影田らがその取り調べのなかで没収された教義が、「教理問答」、「旧約全書」、「新約全書」、「天道溯原」、「論聞天主教」、「聖史記略」等であった事実に徴すとき、宮城県出身士族を核とするこの「洋教一件」は、その信仰の深さといい、その秘したる信奉者数といい、全くもって政界を震撼させて十分な一大騒動であった。
では、開拓使-函館支庁の側は、この騒動をどう受けとめ、どう解決しようとしたのであろうか。その辺のことを余すところなく伝えているのが、次の史料である。
箱館表の義は遠隔辺陬ノ地ニテ欧化風俗ニ疎ク、人民頑固、(中略)且過日御指図ノ通津田徳之進外壱人御赦免ノ義函館表へ申遣し候ニ付、当人共御赦免後倣然魯館へは勿論、市中徘徊、天主教講説致シ、剰ヘ諸人ヘ対し放言冷笑候様ニテは益洋教流布致シ、教諭ノ道も不相立のみならず、多少の人民へ威信難相立、随テ当使庁ヲ軽蔑誹謗いたし候様ニ成行候テは第一御政体ニ関係いたし可申ト存シ、苦慮仕候。就テは大蔵省ヨリ宮城県へ相達、早速引取候様御達し方相成度、左も無之候得ば箱館人民保護教化ニ差支可申ト存候(後略) 壬申五月廿五日 黒田開拓次官 正院御中(「洋教一件」) |
これによれば、函館における宮城県出身士族らのキリスト教流布をめぐって、中央政府の方から赦免するよう指図があったのであるが、それを行なうと、市中への布教は勿論のこと、開拓使-函館支庁に対する誹謗も始まるので、どうしても認められない、と開拓使ではかたくなに拒絶していることが読み取れる。併せて、函館市中の民は「欧化風俗ニ疎ク、人民頑固」の精神構造ゆえに、キリスト教には不向きであると、黒田開拓次官は指摘している。いうなれば、宮城県出身士族たちの洋教入信騒動は、単に函館を舞台にくり広げられただけであり、函館市中の民にとっては無縁のものであるとの認識を開拓使-函館支庁の側は示していたのである。

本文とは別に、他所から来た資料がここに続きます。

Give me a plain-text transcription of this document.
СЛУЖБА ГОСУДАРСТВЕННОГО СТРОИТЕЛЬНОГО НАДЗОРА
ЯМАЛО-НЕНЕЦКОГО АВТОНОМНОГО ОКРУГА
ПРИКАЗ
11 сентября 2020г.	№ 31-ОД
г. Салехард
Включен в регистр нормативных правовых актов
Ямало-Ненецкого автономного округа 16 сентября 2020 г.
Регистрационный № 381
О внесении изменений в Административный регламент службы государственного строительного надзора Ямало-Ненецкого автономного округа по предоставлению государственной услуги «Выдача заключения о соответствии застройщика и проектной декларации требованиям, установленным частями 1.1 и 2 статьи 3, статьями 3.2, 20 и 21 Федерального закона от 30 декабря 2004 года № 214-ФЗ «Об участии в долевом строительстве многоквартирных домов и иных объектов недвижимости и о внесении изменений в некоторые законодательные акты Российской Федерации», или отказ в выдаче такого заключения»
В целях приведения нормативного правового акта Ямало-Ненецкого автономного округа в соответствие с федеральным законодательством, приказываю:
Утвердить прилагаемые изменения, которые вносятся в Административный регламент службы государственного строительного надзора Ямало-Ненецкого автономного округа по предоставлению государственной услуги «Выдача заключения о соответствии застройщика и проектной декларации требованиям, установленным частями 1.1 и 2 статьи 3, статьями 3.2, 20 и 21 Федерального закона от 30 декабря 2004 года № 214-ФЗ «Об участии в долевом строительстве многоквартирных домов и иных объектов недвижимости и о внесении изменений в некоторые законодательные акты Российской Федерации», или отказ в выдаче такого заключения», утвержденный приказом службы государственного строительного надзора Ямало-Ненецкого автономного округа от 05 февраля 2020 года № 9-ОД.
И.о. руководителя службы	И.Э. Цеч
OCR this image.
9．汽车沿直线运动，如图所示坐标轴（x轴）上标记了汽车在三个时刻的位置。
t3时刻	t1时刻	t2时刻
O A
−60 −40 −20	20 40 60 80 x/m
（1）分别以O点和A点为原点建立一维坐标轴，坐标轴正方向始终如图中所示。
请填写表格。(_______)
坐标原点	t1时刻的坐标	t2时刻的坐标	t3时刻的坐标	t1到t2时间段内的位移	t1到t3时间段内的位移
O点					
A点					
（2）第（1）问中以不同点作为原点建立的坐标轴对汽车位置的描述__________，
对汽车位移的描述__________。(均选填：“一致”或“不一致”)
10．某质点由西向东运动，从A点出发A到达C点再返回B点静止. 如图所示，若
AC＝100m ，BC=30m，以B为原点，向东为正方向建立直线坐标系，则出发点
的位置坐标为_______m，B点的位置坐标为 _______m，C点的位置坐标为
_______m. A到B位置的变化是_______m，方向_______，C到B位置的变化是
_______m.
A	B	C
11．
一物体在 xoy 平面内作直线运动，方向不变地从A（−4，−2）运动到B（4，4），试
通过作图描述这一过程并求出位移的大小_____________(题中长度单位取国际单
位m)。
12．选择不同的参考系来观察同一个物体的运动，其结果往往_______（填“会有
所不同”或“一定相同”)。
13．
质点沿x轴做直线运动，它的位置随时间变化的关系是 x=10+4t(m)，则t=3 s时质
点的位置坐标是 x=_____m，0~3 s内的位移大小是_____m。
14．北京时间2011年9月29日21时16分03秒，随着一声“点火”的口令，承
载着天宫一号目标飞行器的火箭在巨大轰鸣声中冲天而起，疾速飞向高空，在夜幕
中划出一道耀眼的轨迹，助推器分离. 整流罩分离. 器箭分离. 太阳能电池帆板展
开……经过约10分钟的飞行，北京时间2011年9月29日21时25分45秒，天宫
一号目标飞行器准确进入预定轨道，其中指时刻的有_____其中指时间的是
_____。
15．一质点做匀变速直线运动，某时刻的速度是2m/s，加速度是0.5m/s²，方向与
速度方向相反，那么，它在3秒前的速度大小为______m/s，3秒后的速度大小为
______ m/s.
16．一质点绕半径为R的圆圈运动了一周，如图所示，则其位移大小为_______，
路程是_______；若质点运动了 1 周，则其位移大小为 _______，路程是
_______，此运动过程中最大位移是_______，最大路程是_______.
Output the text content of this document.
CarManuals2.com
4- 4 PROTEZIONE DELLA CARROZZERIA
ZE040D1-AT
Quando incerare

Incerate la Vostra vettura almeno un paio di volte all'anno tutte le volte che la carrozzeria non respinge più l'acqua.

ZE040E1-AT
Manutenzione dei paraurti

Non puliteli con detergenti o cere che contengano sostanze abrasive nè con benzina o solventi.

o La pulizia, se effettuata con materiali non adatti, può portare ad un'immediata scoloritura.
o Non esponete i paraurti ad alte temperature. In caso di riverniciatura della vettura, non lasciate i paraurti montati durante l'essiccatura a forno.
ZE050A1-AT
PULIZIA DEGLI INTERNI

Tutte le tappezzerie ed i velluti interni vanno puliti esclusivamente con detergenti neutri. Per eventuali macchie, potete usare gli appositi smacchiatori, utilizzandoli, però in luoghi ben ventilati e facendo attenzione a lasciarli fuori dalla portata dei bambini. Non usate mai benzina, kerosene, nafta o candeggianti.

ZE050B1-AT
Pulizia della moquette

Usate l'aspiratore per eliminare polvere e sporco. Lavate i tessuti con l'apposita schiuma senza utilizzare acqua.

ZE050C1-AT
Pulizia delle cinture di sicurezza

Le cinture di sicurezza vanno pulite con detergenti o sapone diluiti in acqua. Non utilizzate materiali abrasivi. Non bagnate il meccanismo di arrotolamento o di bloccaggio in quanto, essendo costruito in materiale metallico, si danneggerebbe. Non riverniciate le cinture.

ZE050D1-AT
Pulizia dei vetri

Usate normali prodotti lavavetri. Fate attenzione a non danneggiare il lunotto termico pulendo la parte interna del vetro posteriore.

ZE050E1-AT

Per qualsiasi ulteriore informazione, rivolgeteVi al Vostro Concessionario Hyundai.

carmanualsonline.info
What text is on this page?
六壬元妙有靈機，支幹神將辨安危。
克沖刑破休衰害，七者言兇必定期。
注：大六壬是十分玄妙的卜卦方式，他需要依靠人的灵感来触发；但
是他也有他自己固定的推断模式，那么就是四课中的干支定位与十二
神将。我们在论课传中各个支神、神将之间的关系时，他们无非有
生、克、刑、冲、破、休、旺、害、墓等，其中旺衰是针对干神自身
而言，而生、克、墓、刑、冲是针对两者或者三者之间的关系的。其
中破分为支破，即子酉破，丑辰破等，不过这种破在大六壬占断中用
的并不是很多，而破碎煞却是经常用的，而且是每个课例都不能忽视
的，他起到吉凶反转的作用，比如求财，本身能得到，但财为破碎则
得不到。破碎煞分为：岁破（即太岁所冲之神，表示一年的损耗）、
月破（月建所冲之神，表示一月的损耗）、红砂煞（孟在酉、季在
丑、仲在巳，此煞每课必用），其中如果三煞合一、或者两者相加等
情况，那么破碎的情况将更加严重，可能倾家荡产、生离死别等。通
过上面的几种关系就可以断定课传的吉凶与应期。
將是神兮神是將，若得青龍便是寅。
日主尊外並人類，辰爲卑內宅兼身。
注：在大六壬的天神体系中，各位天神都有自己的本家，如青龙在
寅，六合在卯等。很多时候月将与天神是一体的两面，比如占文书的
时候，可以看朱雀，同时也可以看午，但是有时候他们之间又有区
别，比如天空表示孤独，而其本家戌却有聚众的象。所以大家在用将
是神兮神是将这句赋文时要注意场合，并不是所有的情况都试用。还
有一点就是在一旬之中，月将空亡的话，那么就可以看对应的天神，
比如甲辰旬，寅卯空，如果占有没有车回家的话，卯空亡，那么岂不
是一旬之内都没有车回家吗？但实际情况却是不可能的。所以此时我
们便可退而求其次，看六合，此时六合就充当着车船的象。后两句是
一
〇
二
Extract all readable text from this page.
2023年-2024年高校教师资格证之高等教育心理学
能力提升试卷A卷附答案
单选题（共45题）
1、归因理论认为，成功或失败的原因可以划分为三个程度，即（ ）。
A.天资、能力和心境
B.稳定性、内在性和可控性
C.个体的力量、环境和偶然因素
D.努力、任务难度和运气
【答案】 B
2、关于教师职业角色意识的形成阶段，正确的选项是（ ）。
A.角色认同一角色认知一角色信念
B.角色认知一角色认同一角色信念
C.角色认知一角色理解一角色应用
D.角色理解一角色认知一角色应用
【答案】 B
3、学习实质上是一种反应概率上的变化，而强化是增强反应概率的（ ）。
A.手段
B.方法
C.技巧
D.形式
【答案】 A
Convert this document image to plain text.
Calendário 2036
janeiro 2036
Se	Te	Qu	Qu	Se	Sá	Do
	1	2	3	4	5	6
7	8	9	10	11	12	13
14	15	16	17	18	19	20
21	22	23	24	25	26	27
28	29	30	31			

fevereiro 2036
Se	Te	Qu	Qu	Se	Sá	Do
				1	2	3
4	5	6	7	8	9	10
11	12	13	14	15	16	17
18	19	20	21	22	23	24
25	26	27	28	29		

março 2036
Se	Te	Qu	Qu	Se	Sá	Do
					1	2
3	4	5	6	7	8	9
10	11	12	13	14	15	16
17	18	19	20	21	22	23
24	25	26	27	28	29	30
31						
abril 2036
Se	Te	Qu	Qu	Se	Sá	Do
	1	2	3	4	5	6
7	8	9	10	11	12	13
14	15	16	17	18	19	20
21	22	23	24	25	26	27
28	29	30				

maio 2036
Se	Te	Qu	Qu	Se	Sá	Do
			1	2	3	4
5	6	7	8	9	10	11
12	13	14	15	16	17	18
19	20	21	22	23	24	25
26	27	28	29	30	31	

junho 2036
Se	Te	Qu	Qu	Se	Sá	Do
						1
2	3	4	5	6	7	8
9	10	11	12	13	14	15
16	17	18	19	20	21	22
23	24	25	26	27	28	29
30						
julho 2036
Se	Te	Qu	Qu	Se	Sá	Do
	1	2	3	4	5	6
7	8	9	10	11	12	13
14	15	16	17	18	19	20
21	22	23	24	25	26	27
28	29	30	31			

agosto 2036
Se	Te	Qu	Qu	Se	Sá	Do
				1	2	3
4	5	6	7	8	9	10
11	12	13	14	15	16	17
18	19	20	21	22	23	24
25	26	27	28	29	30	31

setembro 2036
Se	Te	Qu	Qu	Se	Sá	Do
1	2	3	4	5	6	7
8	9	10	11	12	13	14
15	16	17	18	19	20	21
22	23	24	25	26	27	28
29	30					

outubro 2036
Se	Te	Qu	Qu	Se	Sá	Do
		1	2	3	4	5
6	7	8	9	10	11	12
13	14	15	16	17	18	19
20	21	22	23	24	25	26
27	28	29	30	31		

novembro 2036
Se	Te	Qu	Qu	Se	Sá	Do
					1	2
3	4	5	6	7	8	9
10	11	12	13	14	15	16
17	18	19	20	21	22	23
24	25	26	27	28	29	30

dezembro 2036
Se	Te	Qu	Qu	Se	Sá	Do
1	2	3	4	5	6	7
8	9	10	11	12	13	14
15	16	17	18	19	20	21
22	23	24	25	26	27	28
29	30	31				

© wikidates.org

だから、即刻、大蔵省を通して宮城県の方にその身柄送還を要求したのである。
開拓使-函館支庁がこのように、依然としてキリスト教邪宗観をとりつづけるのに対して、中央政府や宮城県はどのようなキリスト教観をもっていたのであろうか。
中央政府は、改めて言うまでもなく、前の井上馨の建議を容れる形で、「切支丹信仰の者、戊辰以来寛典ニ被処、専ら教化ニ帰セシメ候御主意ニ付、此旨体認シ、処置可致」(同前)と、キリスト教の信教を容認する方向を示していた。
一方の宮城県においても、「今日海外各国御交際、開化駸々不可禦の日ニ膺リ、猶旧章ニ拠リ御制禁の儀、深き御趣意も可被為在候得共、其実全ク邪法とも不相聞(中略)既ニ寛典の御趣意有之、犯禁の罪科断然赦免相成候(後略)」(同前)と、キリスト教が全くの「邪法」であるとも聞いていないし、そういう邪法観をとること自体、対外的にも問題がある、という甚だ開明的なキリスト教観をとっていた。
このような対比を通してみるとき、開拓使-函館支庁がいかに中央政府や宮城県に比べて、墨守的キリスト教観を有していたかが察せられよう。
明治6年2月24日、キリスト教は解禁になった。しかしそれから半年も経過した9月2日付においてもなお、開拓使-函館支庁においては、「民政ニ妨害無之様取計」(「開公」0874)と、条件付きの信教自由の段階にあった。
してみれば、函館におけるキリスト教受容とその展開の歴史は、行政という上からの立場で見るなら、内部的な信仰熱の盛り上りを背景として始動したのではなく、外なる条件によって他律的に始まったとみなしていいだろう。しかし、看過してならないのは、前引したように、函館市中においては「当港在留アナトリー教法不相替洽布、即今就学ノ者モ弥増、殊ニ三章ノ制札取除ニ付テハ、此末益勢焔盛ニ可相成ト苦慮仕候」と伝える如く、明治6年のキリスト教解禁後、堰を切ったかのように、キリスト教信者ないしはキリスト教の理解者が市中にどっと現われ出していたことである。こうした市民レベルのキリスト教受容は、一朝一夕にして実現できるものでは到底ない。恐らく、函館においては行政府のキリスト教観とは対置する市民的キリスト教観が史料には現われない形で、存在していたに違いない。